Tan Lu, Vogt Martin, Bajorath Jürgen
Department of Life Science Informatics, Rheinische Friedrich-Wilhelms-Universität Bonn, Germany.
Chem Biol Drug Des. 2009 Nov;74(5):449-56. doi: 10.1111/j.1747-0285.2009.00890.x. Epub 2009 Sep 28.

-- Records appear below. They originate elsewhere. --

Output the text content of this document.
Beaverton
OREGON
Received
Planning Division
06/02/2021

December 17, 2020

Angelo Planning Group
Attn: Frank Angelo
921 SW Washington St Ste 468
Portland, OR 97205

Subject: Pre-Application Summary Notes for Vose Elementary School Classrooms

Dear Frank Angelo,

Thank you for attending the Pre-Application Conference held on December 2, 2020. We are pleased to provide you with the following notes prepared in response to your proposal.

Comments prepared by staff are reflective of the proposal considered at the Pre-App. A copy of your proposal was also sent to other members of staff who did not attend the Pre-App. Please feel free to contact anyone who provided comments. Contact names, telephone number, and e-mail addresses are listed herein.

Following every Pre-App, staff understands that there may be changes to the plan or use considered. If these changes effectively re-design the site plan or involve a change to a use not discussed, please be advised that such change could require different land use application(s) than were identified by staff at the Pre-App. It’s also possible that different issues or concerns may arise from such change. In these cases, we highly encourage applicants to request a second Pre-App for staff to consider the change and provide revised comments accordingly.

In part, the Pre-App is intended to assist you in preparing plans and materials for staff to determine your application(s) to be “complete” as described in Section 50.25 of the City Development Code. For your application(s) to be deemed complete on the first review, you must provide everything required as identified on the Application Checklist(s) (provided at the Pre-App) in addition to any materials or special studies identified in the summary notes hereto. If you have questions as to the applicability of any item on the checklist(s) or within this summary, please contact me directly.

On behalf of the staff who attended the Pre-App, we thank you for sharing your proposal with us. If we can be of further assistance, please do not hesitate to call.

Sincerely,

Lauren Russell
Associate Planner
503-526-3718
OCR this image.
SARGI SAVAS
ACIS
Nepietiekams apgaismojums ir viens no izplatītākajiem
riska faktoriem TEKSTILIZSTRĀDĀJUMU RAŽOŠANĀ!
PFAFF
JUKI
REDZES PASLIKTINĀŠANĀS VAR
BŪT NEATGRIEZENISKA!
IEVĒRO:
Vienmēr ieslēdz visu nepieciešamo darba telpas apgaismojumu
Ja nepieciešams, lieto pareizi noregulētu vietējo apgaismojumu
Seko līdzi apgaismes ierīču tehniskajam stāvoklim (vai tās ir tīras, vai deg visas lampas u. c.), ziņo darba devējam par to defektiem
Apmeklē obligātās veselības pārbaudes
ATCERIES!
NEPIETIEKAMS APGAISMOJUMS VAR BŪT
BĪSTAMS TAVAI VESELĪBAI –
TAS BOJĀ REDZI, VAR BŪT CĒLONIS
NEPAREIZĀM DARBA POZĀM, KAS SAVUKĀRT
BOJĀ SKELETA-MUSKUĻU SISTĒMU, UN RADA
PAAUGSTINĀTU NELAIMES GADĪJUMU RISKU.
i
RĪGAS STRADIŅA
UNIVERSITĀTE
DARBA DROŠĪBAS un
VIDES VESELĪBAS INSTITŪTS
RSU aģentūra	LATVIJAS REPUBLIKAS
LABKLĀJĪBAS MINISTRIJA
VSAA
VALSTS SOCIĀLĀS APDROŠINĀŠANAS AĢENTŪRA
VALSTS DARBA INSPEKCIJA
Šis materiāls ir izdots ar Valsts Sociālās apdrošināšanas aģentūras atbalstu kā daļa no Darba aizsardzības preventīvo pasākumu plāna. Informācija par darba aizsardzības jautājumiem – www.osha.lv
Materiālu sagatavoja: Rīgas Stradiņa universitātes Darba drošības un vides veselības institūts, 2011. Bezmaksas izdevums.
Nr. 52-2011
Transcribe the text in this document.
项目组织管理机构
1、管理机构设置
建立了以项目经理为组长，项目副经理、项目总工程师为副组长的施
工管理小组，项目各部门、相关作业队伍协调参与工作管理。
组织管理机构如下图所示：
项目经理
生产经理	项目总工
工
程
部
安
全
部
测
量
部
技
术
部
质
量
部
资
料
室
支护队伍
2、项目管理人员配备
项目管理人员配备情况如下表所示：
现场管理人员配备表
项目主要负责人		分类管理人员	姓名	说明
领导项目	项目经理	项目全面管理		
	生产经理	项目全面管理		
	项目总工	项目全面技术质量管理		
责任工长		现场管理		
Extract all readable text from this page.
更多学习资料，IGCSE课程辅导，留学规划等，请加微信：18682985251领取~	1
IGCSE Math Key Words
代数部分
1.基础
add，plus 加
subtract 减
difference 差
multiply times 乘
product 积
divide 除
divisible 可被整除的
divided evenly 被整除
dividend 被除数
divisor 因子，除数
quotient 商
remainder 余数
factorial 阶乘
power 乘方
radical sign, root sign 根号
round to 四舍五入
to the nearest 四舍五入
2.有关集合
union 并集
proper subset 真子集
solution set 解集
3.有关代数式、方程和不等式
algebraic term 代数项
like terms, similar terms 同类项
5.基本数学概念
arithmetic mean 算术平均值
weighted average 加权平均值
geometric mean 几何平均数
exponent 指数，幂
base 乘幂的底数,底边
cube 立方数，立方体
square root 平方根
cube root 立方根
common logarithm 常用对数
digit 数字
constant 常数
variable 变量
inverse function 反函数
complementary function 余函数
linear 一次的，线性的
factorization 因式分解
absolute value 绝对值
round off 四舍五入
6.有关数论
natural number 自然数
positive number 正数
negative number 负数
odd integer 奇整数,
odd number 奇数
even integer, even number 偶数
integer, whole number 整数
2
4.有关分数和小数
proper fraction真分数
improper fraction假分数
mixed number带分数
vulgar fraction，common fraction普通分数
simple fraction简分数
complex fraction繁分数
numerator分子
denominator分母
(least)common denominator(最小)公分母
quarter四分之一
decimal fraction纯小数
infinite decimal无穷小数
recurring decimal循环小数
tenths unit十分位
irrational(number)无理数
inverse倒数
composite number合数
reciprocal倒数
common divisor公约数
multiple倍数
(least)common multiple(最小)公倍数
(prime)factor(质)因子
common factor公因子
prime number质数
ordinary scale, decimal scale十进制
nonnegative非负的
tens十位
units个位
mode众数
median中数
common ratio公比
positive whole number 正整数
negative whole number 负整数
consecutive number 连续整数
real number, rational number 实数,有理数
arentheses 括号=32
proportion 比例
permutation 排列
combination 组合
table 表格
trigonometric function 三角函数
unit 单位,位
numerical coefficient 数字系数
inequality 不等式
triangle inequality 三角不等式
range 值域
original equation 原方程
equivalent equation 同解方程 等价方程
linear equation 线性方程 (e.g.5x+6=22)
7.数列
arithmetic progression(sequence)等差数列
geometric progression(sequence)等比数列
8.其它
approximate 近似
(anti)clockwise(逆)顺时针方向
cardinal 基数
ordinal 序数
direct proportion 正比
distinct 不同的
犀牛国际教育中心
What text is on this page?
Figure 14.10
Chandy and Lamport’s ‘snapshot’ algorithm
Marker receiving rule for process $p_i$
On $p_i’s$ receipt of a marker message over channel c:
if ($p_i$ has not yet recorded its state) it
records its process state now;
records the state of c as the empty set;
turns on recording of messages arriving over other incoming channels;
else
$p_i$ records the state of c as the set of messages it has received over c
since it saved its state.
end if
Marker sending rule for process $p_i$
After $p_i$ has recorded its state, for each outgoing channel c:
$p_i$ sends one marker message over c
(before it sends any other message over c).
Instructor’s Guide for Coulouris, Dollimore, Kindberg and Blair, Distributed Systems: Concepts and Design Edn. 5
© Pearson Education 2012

We introduce a computational scaling methodology that utilizes protein-ligand interaction information extracted from complex crystal structures to enrich similarity searching using structural fingerprints with compound class-specific information. Scaling factors are derived to emphasize fingerprint bit positions that result from interacting fragments of bound ligands and correspond to frequently occurring structural features. Through interaction-based scaling, this information is transferred to standard fingerprints of multiple reference compounds. In systematic search calculations, fingerprints scaled on the basis of three-dimensional information are found to produce higher recall rates of active compounds than alternative types of scaled and non-scaled fingerprints.
我们引入了一种计算缩放方法,该方法利用从复杂晶体结构中提取的蛋白质-配体相互作用信息,通过带有化合物类别特定信息的结构指纹来丰富相似性搜索。推导缩放因子以强调由结合配体的相互作用片段产生且对应于频繁出现的结构特征的指纹位位置。通过基于相互作用的缩放,此信息被转移到多个参考化合物的标准指纹中。在系统搜索计算中,发现基于三维信息缩放的指纹比其他类型的缩放和未缩放指纹能产生更高的活性化合物召回率。